According to chip insiders, if Altman’s proposal succeeds, it will probably generate oversupply in the market, which would drive down prices and force businesses to operate facilities much below their capacity, which would be a financial death knell for the industry due to its enormous fixed costs.
According to Bernstein’s Rasgon, the sector grows in spurts and as they invest now, online demand declines. It always occurs because, more often than not, the desire you are creating turns out to be unfounded in the first place. Thus, the never-ending loop.”
Governments all around the world are contributing to the industry’s current boom because they understand how crucial chips are to their ability to dominate in the fields of technology, economy, and military might. With the passing of the Chips Act two years ago, the United States is investing $39 billion in subsidies into new plants in an effort to revive a sector that had fled to Asia in recent decades.
The amount of cash Altman is considering would be far smaller than the incentives offered in the United States and other countries, such as China, Taiwan, South Korea, and Japan.

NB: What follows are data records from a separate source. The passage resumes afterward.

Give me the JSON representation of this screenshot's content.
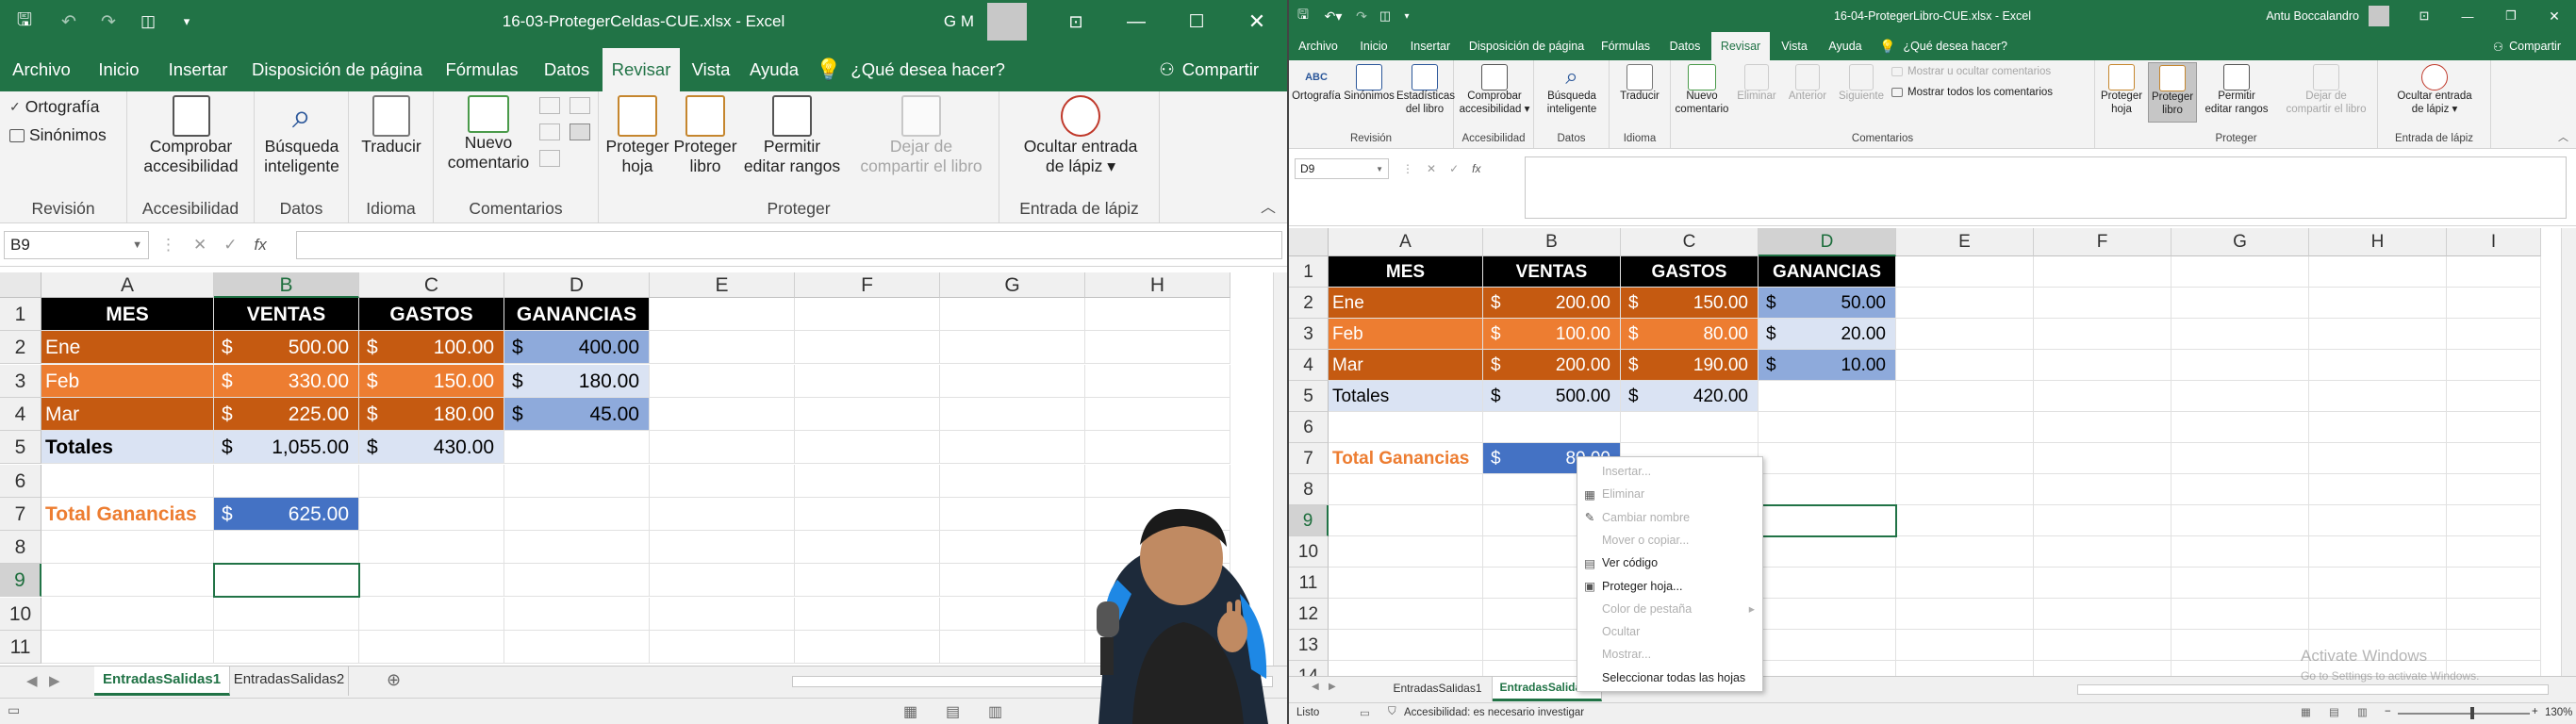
{
  "left": {
    "title": "16-03-ProtegerCeldas-CUE.xlsx  -  Excel",
    "user_initials": "G M",
    "qat_icons": [
      "save-icon",
      "undo-icon",
      "redo-icon",
      "camera-icon",
      "customize-icon"
    ],
    "window_controls": [
      "ribbon-display-icon",
      "minimize-icon",
      "maximize-icon",
      "close-icon"
    ],
    "menu_tabs": [
      "Archivo",
      "Inicio",
      "Insertar",
      "Disposición de página",
      "Fórmulas",
      "Datos",
      "Revisar",
      "Vista",
      "Ayuda"
    ],
    "active_tab": "Revisar",
    "tell_me": "¿Qué desea hacer?",
    "share": "Compartir",
    "ribbon": {
      "groups": [
        "Revisión",
        "Accesibilidad",
        "Datos",
        "Idioma",
        "Comentarios",
        "Proteger",
        "Entrada de lápiz"
      ],
      "ortografia": "Ortografía",
      "sinonimos": "Sinónimos",
      "accesibilidad": [
        "Comprobar",
        "accesibilidad"
      ],
      "busqueda": [
        "Búsqueda",
        "inteligente"
      ],
      "traducir": "Traducir",
      "nuevo_comentario": [
        "Nuevo",
        "comentario"
      ],
      "proteger_hoja": [
        "Proteger",
        "hoja"
      ],
      "proteger_libro": [
        "Proteger",
        "libro"
      ],
      "permitir": [
        "Permitir",
        "editar rangos"
      ],
      "dejar": [
        "Dejar de",
        "compartir el libro"
      ],
      "ocultar": [
        "Ocultar entrada",
        "de lápiz ▾"
      ]
    },
    "namebox": "B9",
    "fx": "fx",
    "columns": [
      "A",
      "B",
      "C",
      "D",
      "E",
      "F",
      "G",
      "H"
    ],
    "rows": [
      "1",
      "2",
      "3",
      "4",
      "5",
      "6",
      "7",
      "8",
      "9",
      "10",
      "11"
    ],
    "selected_col": "B",
    "selected_row": "9",
    "headers": [
      "MES",
      "VENTAS",
      "GASTOS",
      "GANANCIAS"
    ],
    "data_rows": [
      {
        "mes": "Ene",
        "ventas": "500.00",
        "gastos": "100.00",
        "ganancias": "400.00"
      },
      {
        "mes": "Feb",
        "ventas": "330.00",
        "gastos": "150.00",
        "ganancias": "180.00"
      },
      {
        "mes": "Mar",
        "ventas": "225.00",
        "gastos": "180.00",
        "ganancias": "45.00"
      }
    ],
    "totales_label": "Totales",
    "totales_ventas": "1,055.00",
    "totales_gastos": "430.00",
    "total_ganancias_label": "Total Ganancias",
    "total_ganancias": "625.00",
    "currency": "$",
    "sheets": [
      "EntradasSalidas1",
      "EntradasSalidas2"
    ],
    "active_sheet": "EntradasSalidas1"
  },
  "right": {
    "title": "16-04-ProtegerLibro-CUE.xlsx  -  Excel",
    "user": "Antu Boccalandro",
    "menu_tabs": [
      "Archivo",
      "Inicio",
      "Insertar",
      "Disposición de página",
      "Fórmulas",
      "Datos",
      "Revisar",
      "Vista",
      "Ayuda"
    ],
    "active_tab": "Revisar",
    "tell_me": "¿Qué desea hacer?",
    "share": "Compartir",
    "ribbon": {
      "groups": [
        "Revisión",
        "Accesibilidad",
        "Datos",
        "Idioma",
        "Comentarios",
        "Proteger",
        "Entrada de lápiz"
      ],
      "ortografia": "Ortografía",
      "sinonimos": "Sinónimos",
      "estadisticas": [
        "Estadísticas",
        "del libro"
      ],
      "accesibilidad": [
        "Comprobar",
        "accesibilidad ▾"
      ],
      "busqueda": [
        "Búsqueda",
        "inteligente"
      ],
      "traducir": "Traducir",
      "nuevo_comentario": [
        "Nuevo",
        "comentario"
      ],
      "eliminar": "Eliminar",
      "anterior": "Anterior",
      "siguiente": "Siguiente",
      "mostrar_ocultar": "Mostrar u ocultar comentarios",
      "mostrar_todos": "Mostrar todos los comentarios",
      "proteger_hoja": [
        "Proteger",
        "hoja"
      ],
      "proteger_libro": [
        "Proteger",
        "libro"
      ],
      "permitir": [
        "Permitir",
        "editar rangos"
      ],
      "dejar": [
        "Dejar de",
        "compartir el libro"
      ],
      "ocultar": [
        "Ocultar entrada",
        "de lápiz ▾"
      ]
    },
    "namebox": "D9",
    "fx": "fx",
    "columns": [
      "A",
      "B",
      "C",
      "D",
      "E",
      "F",
      "G",
      "H",
      "I"
    ],
    "rows": [
      "1",
      "2",
      "3",
      "4",
      "5",
      "6",
      "7",
      "8",
      "9",
      "10",
      "11",
      "12",
      "13",
      "14"
    ],
    "selected_col": "D",
    "selected_row": "9",
    "headers": [
      "MES",
      "VENTAS",
      "GASTOS",
      "GANANCIAS"
    ],
    "data_rows": [
      {
        "mes": "Ene",
        "ventas": "200.00",
        "gastos": "150.00",
        "ganancias": "50.00"
      },
      {
        "mes": "Feb",
        "ventas": "100.00",
        "gastos": "80.00",
        "ganancias": "20.00"
      },
      {
        "mes": "Mar",
        "ventas": "200.00",
        "gastos": "190.00",
        "ganancias": "10.00"
      }
    ],
    "totales_label": "Totales",
    "totales_ventas": "500.00",
    "totales_gastos": "420.00",
    "total_ganancias_label": "Total Ganancias",
    "total_ganancias": "80.00",
    "currency": "$",
    "context_menu": [
      {
        "label": "Insertar...",
        "disabled": true,
        "icon": ""
      },
      {
        "label": "Eliminar",
        "disabled": true,
        "icon": "delete-sheet-icon"
      },
      {
        "label": "Cambiar nombre",
        "disabled": true,
        "icon": "rename-icon"
      },
      {
        "label": "Mover o copiar...",
        "disabled": true,
        "icon": ""
      },
      {
        "label": "Ver código",
        "disabled": false,
        "icon": "view-code-icon"
      },
      {
        "label": "Proteger hoja...",
        "disabled": false,
        "icon": "protect-sheet-icon"
      },
      {
        "label": "Color de pestaña",
        "disabled": true,
        "icon": "",
        "submenu": true
      },
      {
        "label": "Ocultar",
        "disabled": true,
        "icon": ""
      },
      {
        "label": "Mostrar...",
        "disabled": true,
        "icon": ""
      },
      {
        "label": "Seleccionar todas las hojas",
        "disabled": false,
        "icon": ""
      }
    ],
    "sheets": [
      "EntradasSalidas1",
      "EntradasSalidas2"
    ],
    "active_sheet": "EntradasSalidas2",
    "status_ready": "Listo",
    "status_accessibility": "Accesibilidad: es necesario investigar",
    "zoom": "130%",
    "watermark_line1": "Activate Windows",
    "watermark_line2": "Go to Settings to activate Windows."
  }
}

According to those familiar with the negotiations, Altman has met in recent weeks with U.S. officials, including Commerce Secretary Gina Raimondo, to discuss his goals. Raimondo is in charge of distributing grants made possible under the Chips Act.

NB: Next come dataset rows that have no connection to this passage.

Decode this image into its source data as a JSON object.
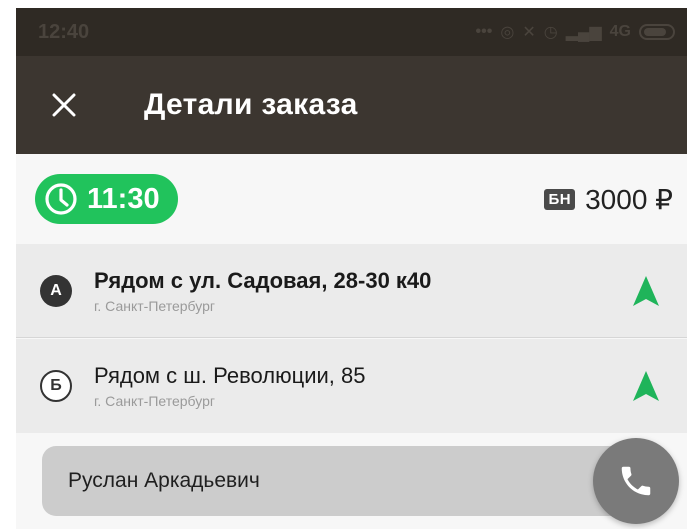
{
  "status_bar": {
    "time": "12:40",
    "network": "4G"
  },
  "toolbar": {
    "close_icon": "close-icon",
    "title": "Детали заказа"
  },
  "order": {
    "time": "11:30",
    "payment_badge": "БН",
    "price": "3000 ₽"
  },
  "route": [
    {
      "marker": "А",
      "address": "Рядом с ул. Садовая, 28-30 к40",
      "city": "г. Санкт-Петербург"
    },
    {
      "marker": "Б",
      "address": "Рядом с ш. Революции, 85",
      "city": "г. Санкт-Петербург"
    }
  ],
  "contact": {
    "name": "Руслан Аркадьевич",
    "call_icon": "phone-icon"
  },
  "colors": {
    "toolbar": "#3c3630",
    "accent_green": "#21c35c",
    "nav_arrow": "#1fb45a"
  }
}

Altman is scheduled to speak at an Intel contract chip-making business event later this month, following a flurry of recent engagements with chip firms. It is anticipated that Chips Act grant funds, which will be distributed in the upcoming weeks, would go largely to Intel.
How Altman would recruit personnel to staff dozens of additional plants is a mystery. By the end of the decade, 115,000 new employment are predicted by the Semiconductor Industry Association, with 58% of those positions potentially going unfulfilled. Furthermore, there’s no guarantee he could find adequate production equipment in a timely manner. Certain chip-making machinery has two-year lead times.
Industry sources believe that making chips presents different obstacles than those that Altman faced in his previous enterprises, all of which involved computers and software.
“With software, anything is possible—the only things that stand in the way are money and coding,” Goodrich stated. In the realm of hard technology, on the other hand, one must truly contend with the rules of physics. It is difficult to consider engineering difficulties and the real world at the same time.